We can call ourselves a provider or enabler, nothing more. Which looks rather sad compared to the security solutions out there. In fact, I was told that putting RSBAC into the kernel was a “value added service” (in the context of not having any default policies or “out-of-the-box”-ness to go with it). I don’t believe this is true at all. There is no value to something that such a minority (the optimistic 10%) will use, but which we will have to maintain. There is no value to pre-packaged rsbac-admin tools that are useless by themself. Until I argued against it, the SELinux tools were provided in cooker with no SELinux support in the kernel. This is like that.. we might as well say that providing the SELinux libraries and user-space tools is “value added” because the user only has to patch and recompile the kernel and not compile the userspace tools. Unless the definition of “value added” has changed recently, this isn’t it.
At the end of the day, I’ve got RSBAC and AppArmor running together here. I’ve got the AppArmor packages Annvix-ized (which means it would take me 5 minutes to adapt them for Mandriva). The kernel team could probably apply the AppArmor patches, in conjunction with the RSBAC patches, fairly easily. Default AppArmor policies could be generated for most important apps in a matter of days (and by important I’m talking about servers (forward-facing apps) and networking clients, such as web browsers, email clients… things that could potentially be abused by malicious remote servers). I suspect the AppArmor tool would take half the amount of time to write than the equivalent RSBAC tool (nevermind the other backend/supporting tools also required).
Is it really that difficult to believe that AppArmor could be fully deployed in cooker within 2 weeks?

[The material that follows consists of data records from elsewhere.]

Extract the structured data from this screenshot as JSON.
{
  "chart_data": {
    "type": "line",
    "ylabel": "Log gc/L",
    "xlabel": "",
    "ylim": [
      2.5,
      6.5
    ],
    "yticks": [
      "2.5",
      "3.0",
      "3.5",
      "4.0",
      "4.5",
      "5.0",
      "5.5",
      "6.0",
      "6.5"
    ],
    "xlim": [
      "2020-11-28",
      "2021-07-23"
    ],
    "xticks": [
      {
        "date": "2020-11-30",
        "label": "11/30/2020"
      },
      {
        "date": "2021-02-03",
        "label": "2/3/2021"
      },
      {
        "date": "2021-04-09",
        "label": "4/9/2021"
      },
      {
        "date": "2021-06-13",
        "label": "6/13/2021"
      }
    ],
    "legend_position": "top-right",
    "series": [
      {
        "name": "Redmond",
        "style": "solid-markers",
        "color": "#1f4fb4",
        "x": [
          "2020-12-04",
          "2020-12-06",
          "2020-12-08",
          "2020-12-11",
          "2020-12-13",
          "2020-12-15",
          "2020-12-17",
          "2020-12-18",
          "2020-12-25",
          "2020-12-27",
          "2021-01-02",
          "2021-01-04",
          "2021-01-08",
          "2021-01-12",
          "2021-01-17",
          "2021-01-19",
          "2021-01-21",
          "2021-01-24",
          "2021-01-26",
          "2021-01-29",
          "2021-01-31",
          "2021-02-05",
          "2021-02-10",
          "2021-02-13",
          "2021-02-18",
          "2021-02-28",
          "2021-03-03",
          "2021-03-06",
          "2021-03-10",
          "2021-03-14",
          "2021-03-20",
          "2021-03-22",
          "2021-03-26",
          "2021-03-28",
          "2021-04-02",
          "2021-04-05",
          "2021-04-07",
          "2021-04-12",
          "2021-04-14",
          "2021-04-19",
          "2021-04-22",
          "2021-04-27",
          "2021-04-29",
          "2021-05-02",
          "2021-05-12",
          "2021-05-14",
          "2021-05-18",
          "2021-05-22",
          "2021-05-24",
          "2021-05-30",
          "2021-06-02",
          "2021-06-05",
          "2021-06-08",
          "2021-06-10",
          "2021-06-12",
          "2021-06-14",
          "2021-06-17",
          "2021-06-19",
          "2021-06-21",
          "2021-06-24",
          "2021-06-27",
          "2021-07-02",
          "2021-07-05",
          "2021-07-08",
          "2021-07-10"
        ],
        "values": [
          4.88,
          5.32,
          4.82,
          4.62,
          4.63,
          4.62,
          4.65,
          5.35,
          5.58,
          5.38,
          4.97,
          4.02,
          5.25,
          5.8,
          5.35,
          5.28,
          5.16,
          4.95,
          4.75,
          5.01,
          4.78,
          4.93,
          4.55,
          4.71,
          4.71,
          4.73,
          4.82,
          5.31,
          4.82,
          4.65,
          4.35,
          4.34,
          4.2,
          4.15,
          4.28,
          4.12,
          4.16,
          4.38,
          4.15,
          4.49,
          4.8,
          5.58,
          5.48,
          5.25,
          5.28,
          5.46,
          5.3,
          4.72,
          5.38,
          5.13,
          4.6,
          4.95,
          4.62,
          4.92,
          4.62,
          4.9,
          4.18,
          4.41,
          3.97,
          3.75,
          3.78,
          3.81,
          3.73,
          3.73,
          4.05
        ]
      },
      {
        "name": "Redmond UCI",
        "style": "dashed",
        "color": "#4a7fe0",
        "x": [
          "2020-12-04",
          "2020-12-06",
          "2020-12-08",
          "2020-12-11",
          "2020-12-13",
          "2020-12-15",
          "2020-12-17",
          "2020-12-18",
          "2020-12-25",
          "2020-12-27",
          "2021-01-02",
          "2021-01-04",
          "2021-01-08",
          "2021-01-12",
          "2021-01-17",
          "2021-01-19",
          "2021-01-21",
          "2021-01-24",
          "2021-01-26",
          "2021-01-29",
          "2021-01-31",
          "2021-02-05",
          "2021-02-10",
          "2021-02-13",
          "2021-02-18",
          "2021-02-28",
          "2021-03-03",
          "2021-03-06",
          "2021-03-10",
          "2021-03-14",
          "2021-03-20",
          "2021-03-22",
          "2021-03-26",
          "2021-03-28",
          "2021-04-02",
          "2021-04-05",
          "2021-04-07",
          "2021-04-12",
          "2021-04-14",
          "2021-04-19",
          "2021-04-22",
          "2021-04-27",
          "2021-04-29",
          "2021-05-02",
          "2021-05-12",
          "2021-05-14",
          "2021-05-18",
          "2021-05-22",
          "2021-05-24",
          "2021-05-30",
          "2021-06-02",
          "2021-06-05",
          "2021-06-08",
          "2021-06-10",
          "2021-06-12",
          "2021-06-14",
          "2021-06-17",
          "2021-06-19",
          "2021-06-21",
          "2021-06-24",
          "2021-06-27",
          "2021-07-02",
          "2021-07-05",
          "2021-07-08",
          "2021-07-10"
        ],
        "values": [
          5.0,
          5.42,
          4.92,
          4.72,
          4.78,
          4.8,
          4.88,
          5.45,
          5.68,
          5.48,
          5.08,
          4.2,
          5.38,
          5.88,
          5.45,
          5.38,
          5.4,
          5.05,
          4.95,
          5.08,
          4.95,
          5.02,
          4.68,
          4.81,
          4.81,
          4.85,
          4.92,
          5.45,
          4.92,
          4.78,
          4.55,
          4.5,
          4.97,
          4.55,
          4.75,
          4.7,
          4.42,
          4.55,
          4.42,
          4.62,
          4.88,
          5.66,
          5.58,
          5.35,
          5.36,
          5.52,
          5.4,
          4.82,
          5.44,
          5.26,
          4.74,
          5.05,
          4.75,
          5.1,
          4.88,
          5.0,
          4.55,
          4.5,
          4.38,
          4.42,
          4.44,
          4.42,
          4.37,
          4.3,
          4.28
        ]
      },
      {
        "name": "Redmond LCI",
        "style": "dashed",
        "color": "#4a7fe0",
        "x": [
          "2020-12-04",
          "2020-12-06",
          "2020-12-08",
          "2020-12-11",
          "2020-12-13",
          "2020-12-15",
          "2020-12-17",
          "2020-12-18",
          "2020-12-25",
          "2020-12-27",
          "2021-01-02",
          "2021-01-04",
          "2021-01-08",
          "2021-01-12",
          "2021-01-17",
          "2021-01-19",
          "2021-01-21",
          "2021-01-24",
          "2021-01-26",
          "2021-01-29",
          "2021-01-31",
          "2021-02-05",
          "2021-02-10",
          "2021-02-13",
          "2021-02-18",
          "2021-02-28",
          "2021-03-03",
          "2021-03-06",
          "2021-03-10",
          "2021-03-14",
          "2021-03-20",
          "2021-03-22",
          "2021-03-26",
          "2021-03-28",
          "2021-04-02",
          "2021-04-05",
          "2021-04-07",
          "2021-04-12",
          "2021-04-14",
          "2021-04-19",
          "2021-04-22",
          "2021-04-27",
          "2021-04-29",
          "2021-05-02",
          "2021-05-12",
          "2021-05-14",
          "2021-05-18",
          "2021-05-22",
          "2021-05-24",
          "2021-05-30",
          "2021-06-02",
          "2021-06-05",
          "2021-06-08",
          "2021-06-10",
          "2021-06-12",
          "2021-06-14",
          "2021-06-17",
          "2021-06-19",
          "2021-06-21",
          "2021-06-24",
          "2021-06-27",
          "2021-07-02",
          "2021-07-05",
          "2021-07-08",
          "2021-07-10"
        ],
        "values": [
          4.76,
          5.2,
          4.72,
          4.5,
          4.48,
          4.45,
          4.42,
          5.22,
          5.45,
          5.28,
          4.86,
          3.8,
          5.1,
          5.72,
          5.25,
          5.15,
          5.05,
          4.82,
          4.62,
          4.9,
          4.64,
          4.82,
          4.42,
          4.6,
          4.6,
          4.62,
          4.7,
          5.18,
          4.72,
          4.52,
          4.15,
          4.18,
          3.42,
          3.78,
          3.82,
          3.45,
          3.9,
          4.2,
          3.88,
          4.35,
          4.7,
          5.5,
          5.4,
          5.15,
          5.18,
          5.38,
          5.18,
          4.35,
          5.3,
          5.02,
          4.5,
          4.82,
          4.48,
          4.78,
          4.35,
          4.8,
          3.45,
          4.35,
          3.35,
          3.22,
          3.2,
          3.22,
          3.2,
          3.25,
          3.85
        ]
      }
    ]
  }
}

Whereas we’d be lucky to have all the things in place for full RSBAC support within the required 2 months?
Anyways, I’ve done my part and looked into this. I’m used to being ignored when it comes to recomendations like this. I hope this time I’m not. If I am, however, this will be here for posterity, and if I’m not, well, I’m hoping this could serve as a good roadmap or bitbucket on what challenges would be involved to get full RSBAC support for Corporate Server 5. =)
EDIT: I’ve been told that we’re working on default policies to use with RSBAC, and not necessarily a tool to configure it. That changes my arguments somewhat about the viability of the out-of-boxness of RSBAC come Mandriva 2007 (if this is true), but then I’m hoping someone writes some good docs so the end user knows how to use the existing CLI tools. Now, until I can talk to Thierry (I believe he’s been on holidays the last week or two), we’ll never know for sure whether the plan is for policies and no tool, or a tool and no policies. Either way, my argument stands.